In 2015, 236 APAs were granted. In 2016, that number fell to 191.
The average processing time has remained stable in the Netherlands.
The attitude of the Dutch tax authority toward APAs and ATRs concluded in accordance with objectives set by the OECD is positive. They are very much in favor of using the arrangements as a tool for dispute settlement. This attitude did not change after the Dutch state aid case initiated by the European Commission, which challenged one APA issued by the Dutch tax authority. In light of this case, it is important to note that the commission does not consider Dutch tax rulings or APAs to be problematic, as such. After the release of the commission’s final report on the Dutch state aid case, where it concluded that the Netherlands provided state aid to the company by means of an APA, businesses in the Netherlands expressed their concerns about the environment for APAs and ATRs. This concern was addressed by the Dutch government in a letter from the State Secretary for Finance in which he defended the Dutch ruling and APA practice as always having been in line with international tax law. More recently, the State Secretary for Finance reiterated that the advance certainty provided by APAs and ATRs “is one of the strengths of the Dutch investment climate and I will support this policy. This is possible as this certainty is provided within the limits of the law, policy and other rules.”
The recently released internal policy note of the DTA on the APA and ATR practice underlines this, stating that an “APA or ATR looks merely after the explanation of Dutch tax legislation on a specific fact pattern and is expressly not a favorable of the corporate tax base or the tax rate for tax payers.” It also mentioned that the APA and ATR team operates strictly as required by the law as a result of close interaction with the highest officials within the Dutch tax authority.
The tax authority’s desired focus is bilateral and multilateral APAs despite the fact that unilateral APAs were and are possible (see comments further below).
In addition to the introduction of country-by-country reporting, the Dutch government Jan. 1, 2016, announced more stringent documentation requirements for multinational entities that are tax resident in the Netherlands and are part of a group that has a consolidated turnover exceeding 50 million euros ($54 million). From fiscal years starting as of Jan. 1, 2016, the group entity will be required to prepare and maintain a master file that provides an overview of the multinational as a whole, including the nature of its activities, its general transfer pricing policy and its global allocation of income and economic activities. A local file also needs to be in place. That file reflects information relevant for the transfer pricing analysis of transactions between the taxpayer and related parties in other tax jurisdictions. Both files can be prepared and maintained in either English or Dutch. The wording of the law is in line with the master file and local file as described in the BEPS Action 13 report. A new and important requirement is that the master file and the local file be part of the Dutch entity’s accounts and records prior the expiration date for filing of the tax return. This is a major change from current practice, which requires the taxpayer to provide transfer pricing documentation within two months of a formal request by the tax authority.
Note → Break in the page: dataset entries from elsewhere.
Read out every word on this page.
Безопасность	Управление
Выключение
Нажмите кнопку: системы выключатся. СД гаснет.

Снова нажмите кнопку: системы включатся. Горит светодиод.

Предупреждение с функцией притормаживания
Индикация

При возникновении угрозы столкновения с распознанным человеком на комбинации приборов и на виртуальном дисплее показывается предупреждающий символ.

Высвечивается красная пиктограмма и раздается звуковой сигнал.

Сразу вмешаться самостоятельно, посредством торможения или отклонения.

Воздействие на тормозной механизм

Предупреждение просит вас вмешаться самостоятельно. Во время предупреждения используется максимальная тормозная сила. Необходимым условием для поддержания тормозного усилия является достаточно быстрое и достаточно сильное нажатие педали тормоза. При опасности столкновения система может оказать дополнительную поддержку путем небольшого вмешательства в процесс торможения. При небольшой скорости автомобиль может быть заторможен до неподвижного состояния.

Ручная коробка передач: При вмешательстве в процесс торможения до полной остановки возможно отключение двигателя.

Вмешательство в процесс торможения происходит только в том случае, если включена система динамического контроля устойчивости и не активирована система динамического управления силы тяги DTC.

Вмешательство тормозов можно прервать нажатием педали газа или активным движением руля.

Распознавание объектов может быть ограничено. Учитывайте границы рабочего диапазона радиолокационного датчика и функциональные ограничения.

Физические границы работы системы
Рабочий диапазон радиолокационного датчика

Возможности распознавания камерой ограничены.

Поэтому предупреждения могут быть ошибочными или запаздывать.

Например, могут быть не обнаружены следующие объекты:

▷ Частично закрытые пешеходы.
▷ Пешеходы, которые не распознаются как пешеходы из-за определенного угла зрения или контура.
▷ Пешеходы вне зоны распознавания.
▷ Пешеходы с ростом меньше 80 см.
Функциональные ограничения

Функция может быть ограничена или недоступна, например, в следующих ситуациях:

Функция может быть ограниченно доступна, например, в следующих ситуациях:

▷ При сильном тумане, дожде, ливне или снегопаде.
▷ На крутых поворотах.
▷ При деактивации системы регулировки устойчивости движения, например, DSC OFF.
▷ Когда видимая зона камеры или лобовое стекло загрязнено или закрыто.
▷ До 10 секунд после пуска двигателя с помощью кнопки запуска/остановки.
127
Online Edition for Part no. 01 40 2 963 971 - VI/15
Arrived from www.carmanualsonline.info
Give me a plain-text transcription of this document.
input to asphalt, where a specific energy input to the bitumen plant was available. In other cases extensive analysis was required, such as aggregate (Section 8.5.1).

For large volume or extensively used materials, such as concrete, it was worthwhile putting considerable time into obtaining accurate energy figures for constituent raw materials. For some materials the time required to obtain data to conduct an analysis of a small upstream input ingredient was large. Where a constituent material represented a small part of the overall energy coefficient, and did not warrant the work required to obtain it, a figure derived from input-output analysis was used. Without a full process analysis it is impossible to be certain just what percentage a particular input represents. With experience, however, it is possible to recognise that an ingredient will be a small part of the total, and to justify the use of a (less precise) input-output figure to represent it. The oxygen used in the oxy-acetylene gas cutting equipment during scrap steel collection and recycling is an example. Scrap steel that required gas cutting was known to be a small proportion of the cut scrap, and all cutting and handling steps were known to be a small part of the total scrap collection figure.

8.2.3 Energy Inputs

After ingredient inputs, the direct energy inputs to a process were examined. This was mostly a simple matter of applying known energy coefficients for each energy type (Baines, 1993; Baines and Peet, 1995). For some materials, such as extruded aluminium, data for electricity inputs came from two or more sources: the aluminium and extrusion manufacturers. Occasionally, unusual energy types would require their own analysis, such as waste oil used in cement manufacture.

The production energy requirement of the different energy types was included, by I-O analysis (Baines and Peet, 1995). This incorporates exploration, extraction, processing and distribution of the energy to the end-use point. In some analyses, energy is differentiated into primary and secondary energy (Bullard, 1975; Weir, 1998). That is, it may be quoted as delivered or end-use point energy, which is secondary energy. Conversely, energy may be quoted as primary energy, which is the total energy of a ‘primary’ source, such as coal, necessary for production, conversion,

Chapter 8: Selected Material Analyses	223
Failure to comply with the documentation requirements results in a shifting of the burden of proof from the tax authority to the taxpayer.
According to the authors, the increased Dutch transfer pricing documentation requirement should facilitate obtaining an APA in the Netherlands because the same BEPS Action 13 documentation should represent the entire transfer pricing file and all factual information required to support the APA request.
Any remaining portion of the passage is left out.